Although she doesn’t remember the last time she drank with the intention of getting drunk, Nagel doesn’t feel that a moderate amount of booze affects her performances negatively.

“I can honestly say I have had some PRs in the gym the morning after several drinks,” she said.

She has no intention of getting wasted before the Games, but isn’t ruling out booze for two months.

“You’re darn right I’m going to celebrate America with a drink on the 4th of July,” said Nagel, whose drink of choice is Grey Goose vodka with three olives.

Her reason for keeping some alcohol in her life is because it actually makes her life better.

“Some of my favorite things to do have to do with alcohol,” she said. “Sunday night dinners with the family, we will always have some sort of wine, and vacations most often include a margarita and sunshine, and date nights, of course, can start with a cocktail and a glass of wine.”

Nagel’s teammate, Ashleigh Moe, chooses a different approach. Moe chooses not to drink much, not because she feels it physically affects her performances, but because of what it does to her mentally.

“I feel totally guilty (when I drink) so I never really drink during the season,” Moe explained.

And what about the female champion from the North West Region, Emily Carothers?

The mother of two boys admitted she has no intention of eliminating alcohol from her life. She doesn't think twice before indulging in a few drinks on Friday and Saturday nights. s

“Unless the kids have given me a particularly rough day, and then I’ll have a glass of wine mid-week,” Carothers said.

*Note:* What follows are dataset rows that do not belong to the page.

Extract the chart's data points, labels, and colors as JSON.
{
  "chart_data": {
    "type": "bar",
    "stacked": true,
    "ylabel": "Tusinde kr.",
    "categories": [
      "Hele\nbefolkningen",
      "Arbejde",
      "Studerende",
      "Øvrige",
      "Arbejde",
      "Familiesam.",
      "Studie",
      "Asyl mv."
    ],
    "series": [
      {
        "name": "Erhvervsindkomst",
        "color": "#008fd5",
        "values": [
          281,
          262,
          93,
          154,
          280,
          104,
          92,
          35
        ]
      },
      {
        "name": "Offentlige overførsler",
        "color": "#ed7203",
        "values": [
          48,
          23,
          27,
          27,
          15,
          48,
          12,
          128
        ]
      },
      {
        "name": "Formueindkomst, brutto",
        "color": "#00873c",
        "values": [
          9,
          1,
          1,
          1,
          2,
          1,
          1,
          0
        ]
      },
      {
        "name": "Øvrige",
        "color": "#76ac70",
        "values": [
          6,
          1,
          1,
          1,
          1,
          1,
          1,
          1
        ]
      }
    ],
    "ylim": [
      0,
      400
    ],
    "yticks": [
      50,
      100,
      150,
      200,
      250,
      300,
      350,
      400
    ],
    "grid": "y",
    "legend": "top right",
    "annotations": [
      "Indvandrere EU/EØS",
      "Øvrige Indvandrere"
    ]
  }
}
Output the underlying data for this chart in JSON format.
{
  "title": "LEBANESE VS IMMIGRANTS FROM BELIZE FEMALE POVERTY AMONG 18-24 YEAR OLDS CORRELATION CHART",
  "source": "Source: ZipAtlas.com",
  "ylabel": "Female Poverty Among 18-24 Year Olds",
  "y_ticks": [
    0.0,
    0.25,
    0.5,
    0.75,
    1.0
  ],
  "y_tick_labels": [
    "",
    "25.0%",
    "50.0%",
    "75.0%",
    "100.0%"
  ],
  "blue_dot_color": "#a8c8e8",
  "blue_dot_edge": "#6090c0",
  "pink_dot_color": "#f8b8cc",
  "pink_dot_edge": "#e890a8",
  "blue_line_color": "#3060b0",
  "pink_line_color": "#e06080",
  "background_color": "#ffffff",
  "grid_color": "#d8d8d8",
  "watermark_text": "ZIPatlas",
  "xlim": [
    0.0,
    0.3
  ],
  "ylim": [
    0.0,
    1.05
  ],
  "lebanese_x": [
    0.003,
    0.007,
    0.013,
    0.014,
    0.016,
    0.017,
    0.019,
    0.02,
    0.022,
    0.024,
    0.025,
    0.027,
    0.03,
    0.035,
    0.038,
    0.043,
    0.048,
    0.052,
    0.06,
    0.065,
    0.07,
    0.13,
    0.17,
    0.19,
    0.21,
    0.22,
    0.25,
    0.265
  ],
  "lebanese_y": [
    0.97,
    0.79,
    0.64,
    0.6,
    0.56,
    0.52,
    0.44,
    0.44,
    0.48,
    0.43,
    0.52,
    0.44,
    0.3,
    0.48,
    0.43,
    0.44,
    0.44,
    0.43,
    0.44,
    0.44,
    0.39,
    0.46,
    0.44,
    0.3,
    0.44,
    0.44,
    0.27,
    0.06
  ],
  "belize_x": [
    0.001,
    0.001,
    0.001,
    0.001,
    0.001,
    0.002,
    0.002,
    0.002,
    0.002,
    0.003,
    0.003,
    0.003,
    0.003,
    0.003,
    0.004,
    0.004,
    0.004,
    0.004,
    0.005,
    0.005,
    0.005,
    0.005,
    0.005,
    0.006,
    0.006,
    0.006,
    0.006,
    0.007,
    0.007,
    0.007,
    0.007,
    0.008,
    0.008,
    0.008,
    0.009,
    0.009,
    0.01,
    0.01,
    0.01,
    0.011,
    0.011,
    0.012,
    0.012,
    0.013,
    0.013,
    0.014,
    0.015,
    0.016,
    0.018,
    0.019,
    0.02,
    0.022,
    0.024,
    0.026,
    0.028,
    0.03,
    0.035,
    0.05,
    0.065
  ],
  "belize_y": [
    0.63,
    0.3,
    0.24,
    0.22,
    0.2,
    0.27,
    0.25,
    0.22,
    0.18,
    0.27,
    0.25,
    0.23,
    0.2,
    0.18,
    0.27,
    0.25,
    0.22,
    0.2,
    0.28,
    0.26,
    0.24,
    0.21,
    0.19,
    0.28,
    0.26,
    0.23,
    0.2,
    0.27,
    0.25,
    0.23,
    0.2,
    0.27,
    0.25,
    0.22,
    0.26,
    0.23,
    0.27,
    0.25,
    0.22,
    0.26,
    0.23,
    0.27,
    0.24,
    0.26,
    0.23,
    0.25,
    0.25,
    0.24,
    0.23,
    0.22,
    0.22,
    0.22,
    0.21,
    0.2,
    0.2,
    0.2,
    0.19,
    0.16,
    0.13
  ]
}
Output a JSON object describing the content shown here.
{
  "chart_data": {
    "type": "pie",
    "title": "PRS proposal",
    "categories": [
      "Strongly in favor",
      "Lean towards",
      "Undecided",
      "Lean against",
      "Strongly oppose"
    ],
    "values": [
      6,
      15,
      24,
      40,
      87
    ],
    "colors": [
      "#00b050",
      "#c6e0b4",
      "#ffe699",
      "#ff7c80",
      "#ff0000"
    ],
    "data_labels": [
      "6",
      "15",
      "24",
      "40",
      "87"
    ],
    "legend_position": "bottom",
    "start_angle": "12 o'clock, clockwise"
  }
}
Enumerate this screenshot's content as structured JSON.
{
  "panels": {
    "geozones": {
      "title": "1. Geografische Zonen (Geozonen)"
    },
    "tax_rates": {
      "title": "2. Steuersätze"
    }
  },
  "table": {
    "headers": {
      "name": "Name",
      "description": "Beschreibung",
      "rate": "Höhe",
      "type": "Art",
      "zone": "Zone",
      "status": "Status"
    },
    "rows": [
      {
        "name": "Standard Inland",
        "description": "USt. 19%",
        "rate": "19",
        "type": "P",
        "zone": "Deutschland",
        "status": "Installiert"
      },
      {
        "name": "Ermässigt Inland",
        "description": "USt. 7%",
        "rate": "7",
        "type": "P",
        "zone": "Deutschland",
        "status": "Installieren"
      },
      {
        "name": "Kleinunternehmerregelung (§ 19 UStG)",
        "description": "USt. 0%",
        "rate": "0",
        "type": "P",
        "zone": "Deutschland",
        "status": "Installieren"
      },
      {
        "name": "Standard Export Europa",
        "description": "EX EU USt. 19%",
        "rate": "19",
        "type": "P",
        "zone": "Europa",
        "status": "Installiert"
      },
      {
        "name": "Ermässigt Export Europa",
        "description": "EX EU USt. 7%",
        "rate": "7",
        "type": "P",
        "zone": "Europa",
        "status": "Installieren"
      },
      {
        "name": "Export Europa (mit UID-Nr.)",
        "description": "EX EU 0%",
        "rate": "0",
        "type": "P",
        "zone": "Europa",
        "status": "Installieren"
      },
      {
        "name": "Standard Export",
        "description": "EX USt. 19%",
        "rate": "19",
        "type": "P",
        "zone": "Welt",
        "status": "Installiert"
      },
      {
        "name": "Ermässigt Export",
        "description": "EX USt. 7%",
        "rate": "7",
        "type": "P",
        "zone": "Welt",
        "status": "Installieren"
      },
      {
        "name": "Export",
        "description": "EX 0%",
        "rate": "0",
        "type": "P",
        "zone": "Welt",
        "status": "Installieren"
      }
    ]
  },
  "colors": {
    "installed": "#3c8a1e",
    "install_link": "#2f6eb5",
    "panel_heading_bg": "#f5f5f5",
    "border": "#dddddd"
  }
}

In the final two weeks before the Games, Carothers likely won’t have a drink, but she wants to enjoy her June and July before that.

“I like to have a beer in the sun since we don’t see it all too often in the Pacific Northwest,” she said.

Considering Carothers has qualified to the Games for the past two seasons, it doesn’t seem as if her mid-afternoon beer on the beach slows her down.

And although Neiffer still maintains that he won’t be joining Carothers for a drink in the sun before Carson in July, he joked: “If a drink or two would help me walk on my hands like Emily Carothers, though, then I’d give it another shot.”